According to HealthTech magazine, “the average hospital produces roughly 50 petabytes of data every year. That’s more than twice the amount of data housed in the Library of Congress, and it amounts to 137 terabytes per day. Due in large part to the proliferation of medical devices, genetic testing and patient-generated health data, coupled with near-universal use of electronic health record systems, the amount of data generated in healthcare has been increasing at a rate of 47 percent per year.”

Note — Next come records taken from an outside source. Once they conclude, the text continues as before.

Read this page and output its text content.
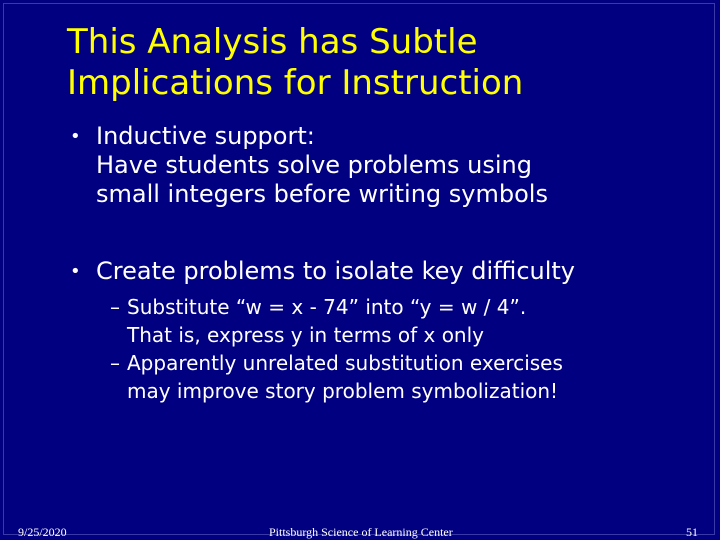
This Analysis has Subtle
Implications for Instruction
• Inductive support:
Have students solve problems using
small integers before writing symbols
• Create problems to isolate key difficulty
– Substitute “w = x - 74” into “y = w / 4”.
That is, express y in terms of x only
– Apparently unrelated substitution exercises
may improve story problem symbolization!
9/25/2020	Pittsburgh Science of Learning Center	51
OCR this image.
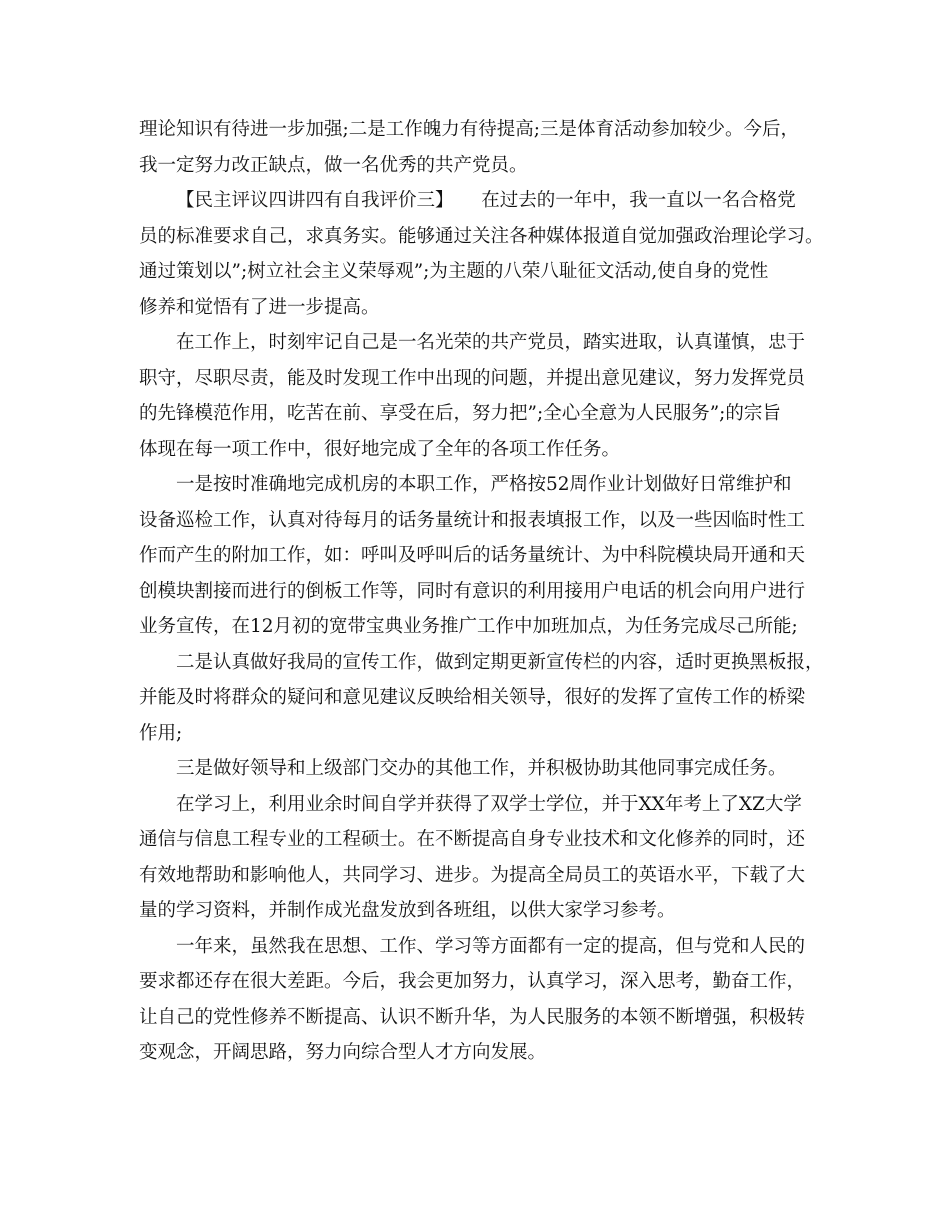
理论知识有待进一步加强;二是工作魄力有待提高;三是体育活动参加较少。今后，
我一定努力改正缺点，做一名优秀的共产党员。
【民主评议四讲四有自我评价三】　　在过去的一年中，我一直以一名合格党
员的标准要求自己，求真务实。能够通过关注各种媒体报道自觉加强政治理论学习。
通过策划以”;树立社会主义荣辱观”;为主题的八荣八耻征文活动,使自身的党性
修养和觉悟有了进一步提高。
在工作上，时刻牢记自己是一名光荣的共产党员，踏实进取，认真谨慎，忠于
职守，尽职尽责，能及时发现工作中出现的问题，并提出意见建议，努力发挥党员
的先锋模范作用，吃苦在前、享受在后，努力把”;全心全意为人民服务”;的宗旨
体现在每一项工作中，很好地完成了全年的各项工作任务。
一是按时准确地完成机房的本职工作，严格按52周作业计划做好日常维护和
设备巡检工作，认真对待每月的话务量统计和报表填报工作，以及一些因临时性工
作而产生的附加工作，如：呼叫及呼叫后的话务量统计、为中科院模块局开通和天
创模块割接而进行的倒板工作等，同时有意识的利用接用户电话的机会向用户进行
业务宣传，在12月初的宽带宝典业务推广工作中加班加点，为任务完成尽己所能;
二是认真做好我局的宣传工作，做到定期更新宣传栏的内容，适时更换黑板报，
并能及时将群众的疑问和意见建议反映给相关领导，很好的发挥了宣传工作的桥梁
作用;
三是做好领导和上级部门交办的其他工作，并积极协助其他同事完成任务。
在学习上，利用业余时间自学并获得了双学士学位，并于XX年考上了XZ大学
通信与信息工程专业的工程硕士。在不断提高自身专业技术和文化修养的同时，还
有效地帮助和影响他人，共同学习、进步。为提高全局员工的英语水平，下载了大
量的学习资料，并制作成光盘发放到各班组，以供大家学习参考。
一年来，虽然我在思想、工作、学习等方面都有一定的提高，但与党和人民的
要求都还存在很大差距。今后，我会更加努力，认真学习，深入思考，勤奋工作，
让自己的党性修养不断提高、认识不断升华，为人民服务的本领不断增强，积极转
变观念，开阔思路，努力向综合型人才方向发展。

The numbers speak for themselves.
In the newest versions of most word-processing software, saving a document for the first time presents you with two options: saving to your computer or to a cloud storage service. As your finger hovers over the mouse button and you make your choice, it’s important to realize how different the two processes truly are. Saving a document to the cloud takes it out of your hands, so you don’t have to worry about losing it and can access it anywhere. Cloud data is stored not in actual clouds but in buildings — massive structures filled with thousands of hard drive-bearing racks using a mind-boggling amount of energy. There are millions of data centers around the world, some taking up nearly 200 acres apiece.
Conclusion
In my very humble opinion:
No one can dispute that we are experiencing a whirlwind of technology change that is affecting us individually. The problem with change is not it inevitability but our ability to adapt. Energy use must be accompanied by reasonableness of applications. By this I mean energy and the advancements of technology must be compatible and that they are interconnected. For more reading on this check out LeRoy Hood.